Myles adds that going into debt review is like going on a diet: it is difficult to stick to and the results won’t be immediate, but if you do stick to it, it can be life changing.
Myles says that while it is a debt counsellor’s job to get the best possible outcome for their client, the success of debt review ultimately rests with the client.
Keep checking your statements
“Grace is one of my favourite clients,” say Myles.
“She would check her statements each month. She was on top of it all the time, and when she had extra money she paid in more – and look at her now.”
Myles stresses that the onus remains on the consumer to constantly check both their payment distribution agency (PDA) statements and the statements from the credit providers.
“We often see cases where credit providers don’t send statements or don’t allocate correctly or even add admin or fees that were not in the court order. Grace insisted they send the statements to her and if there was a discrepancy, she let me know,” says Myles, who adds that consumers need to remember that they are paying their debt counsellor an ongoing service fee and the debt counsellor should be available to sort out any issues.

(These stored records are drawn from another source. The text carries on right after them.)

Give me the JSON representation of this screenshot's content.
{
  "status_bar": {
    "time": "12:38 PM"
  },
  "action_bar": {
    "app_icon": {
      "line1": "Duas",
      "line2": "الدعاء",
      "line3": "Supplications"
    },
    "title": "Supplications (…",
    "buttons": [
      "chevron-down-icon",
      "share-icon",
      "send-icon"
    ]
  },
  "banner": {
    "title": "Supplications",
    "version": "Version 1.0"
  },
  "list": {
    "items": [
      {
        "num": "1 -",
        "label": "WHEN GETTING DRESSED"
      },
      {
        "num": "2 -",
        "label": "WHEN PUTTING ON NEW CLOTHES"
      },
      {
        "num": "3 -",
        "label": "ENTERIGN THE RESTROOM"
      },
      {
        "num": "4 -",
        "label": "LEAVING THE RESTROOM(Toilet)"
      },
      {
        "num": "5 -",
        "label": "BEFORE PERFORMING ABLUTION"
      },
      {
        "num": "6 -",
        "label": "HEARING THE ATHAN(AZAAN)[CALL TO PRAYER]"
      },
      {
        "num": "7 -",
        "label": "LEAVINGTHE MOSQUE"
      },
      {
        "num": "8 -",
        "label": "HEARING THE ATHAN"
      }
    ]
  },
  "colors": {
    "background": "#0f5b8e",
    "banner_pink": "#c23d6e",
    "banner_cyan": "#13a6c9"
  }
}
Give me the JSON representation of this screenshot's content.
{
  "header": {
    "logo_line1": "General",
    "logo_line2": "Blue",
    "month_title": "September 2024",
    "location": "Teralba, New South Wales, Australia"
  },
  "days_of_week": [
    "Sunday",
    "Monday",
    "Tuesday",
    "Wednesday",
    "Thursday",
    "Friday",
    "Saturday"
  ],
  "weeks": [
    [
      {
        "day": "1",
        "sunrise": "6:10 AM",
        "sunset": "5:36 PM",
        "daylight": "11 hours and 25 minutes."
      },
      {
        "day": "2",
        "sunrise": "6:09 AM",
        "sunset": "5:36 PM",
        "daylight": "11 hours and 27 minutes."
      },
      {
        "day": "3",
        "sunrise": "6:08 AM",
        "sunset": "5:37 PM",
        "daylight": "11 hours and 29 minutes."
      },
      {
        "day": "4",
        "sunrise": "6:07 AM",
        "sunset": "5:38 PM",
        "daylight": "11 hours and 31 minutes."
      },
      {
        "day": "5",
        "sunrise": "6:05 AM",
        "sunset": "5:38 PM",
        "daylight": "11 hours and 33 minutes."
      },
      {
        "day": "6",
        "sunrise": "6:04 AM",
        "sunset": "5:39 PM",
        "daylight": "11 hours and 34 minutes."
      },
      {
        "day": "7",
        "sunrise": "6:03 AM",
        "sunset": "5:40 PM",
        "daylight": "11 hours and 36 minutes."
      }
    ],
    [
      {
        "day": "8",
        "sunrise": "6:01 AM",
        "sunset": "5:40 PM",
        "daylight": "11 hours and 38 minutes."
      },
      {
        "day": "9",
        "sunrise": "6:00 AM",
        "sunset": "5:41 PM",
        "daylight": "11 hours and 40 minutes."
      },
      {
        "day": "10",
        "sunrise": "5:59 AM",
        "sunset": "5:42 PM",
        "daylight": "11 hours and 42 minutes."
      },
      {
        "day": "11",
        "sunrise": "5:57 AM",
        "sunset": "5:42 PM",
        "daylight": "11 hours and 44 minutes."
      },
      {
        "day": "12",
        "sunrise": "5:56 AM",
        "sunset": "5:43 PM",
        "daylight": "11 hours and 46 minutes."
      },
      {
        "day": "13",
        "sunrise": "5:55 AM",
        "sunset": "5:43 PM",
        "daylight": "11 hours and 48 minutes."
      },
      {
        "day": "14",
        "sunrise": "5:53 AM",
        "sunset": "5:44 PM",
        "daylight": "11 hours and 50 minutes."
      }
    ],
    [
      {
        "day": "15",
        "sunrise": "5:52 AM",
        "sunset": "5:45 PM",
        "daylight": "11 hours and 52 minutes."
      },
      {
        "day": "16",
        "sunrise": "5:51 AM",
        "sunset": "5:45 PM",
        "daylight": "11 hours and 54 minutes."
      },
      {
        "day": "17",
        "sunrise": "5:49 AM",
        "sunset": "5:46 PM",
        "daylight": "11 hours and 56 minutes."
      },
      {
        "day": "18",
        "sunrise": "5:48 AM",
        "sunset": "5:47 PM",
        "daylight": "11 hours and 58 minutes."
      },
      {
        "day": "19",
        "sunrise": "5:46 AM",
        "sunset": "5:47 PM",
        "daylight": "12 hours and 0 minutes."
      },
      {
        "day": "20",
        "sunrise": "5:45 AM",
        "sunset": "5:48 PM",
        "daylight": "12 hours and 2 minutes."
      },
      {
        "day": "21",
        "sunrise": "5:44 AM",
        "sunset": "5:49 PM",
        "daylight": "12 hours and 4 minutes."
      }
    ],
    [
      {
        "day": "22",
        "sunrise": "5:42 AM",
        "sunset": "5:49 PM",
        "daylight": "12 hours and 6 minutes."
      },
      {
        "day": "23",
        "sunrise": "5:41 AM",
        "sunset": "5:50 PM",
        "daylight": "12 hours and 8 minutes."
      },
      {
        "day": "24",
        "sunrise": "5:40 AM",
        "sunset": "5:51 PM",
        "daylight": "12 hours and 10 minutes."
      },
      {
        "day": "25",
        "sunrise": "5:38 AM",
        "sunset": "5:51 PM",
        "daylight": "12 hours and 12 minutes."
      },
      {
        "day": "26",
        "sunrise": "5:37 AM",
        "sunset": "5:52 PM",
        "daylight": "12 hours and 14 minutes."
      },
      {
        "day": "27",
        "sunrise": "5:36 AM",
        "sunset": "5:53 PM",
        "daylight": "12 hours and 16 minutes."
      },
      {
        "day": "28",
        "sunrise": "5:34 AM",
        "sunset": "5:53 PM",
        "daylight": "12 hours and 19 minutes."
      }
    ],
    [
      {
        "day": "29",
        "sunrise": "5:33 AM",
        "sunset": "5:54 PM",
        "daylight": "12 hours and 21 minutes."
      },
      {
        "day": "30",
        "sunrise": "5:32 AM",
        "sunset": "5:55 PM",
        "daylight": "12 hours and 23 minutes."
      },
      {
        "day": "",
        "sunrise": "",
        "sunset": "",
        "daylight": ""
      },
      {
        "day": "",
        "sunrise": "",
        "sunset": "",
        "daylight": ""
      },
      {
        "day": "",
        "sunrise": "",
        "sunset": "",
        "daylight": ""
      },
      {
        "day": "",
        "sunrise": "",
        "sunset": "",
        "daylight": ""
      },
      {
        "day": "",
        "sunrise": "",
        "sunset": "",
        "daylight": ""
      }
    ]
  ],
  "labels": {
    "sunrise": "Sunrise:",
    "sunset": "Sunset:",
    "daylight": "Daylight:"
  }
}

But Myles warns that debt review is a five-year journey and it is not for everyone.
“It takes a lot of discipline and learning to live on a budget. It can take up to five years to settle the debts and during that time there is no access to any credit,” says Myles.
Credit providers want to see that the customer is making some sacrifices, especially if they are giving interest rate concessions.
Myles explains that what they don’t realise is that they can never get out of debt review until those debts are paid off. “They contact me and ask how they can ever get out, and I have to explain that they must first settle their debts.”
Myles says because of the onerous conditions of debt review she counsels her clients first and makes sure that they are ready to make the commitment.
Unfortunately, not all debt counsellors take the time, and many are simply telephone sales people earning a commission to sign someone up. A good debt counsellor will have a proper conversation with you before getting you to sign anything or commit you to debt review.
This article first appeared in City Press.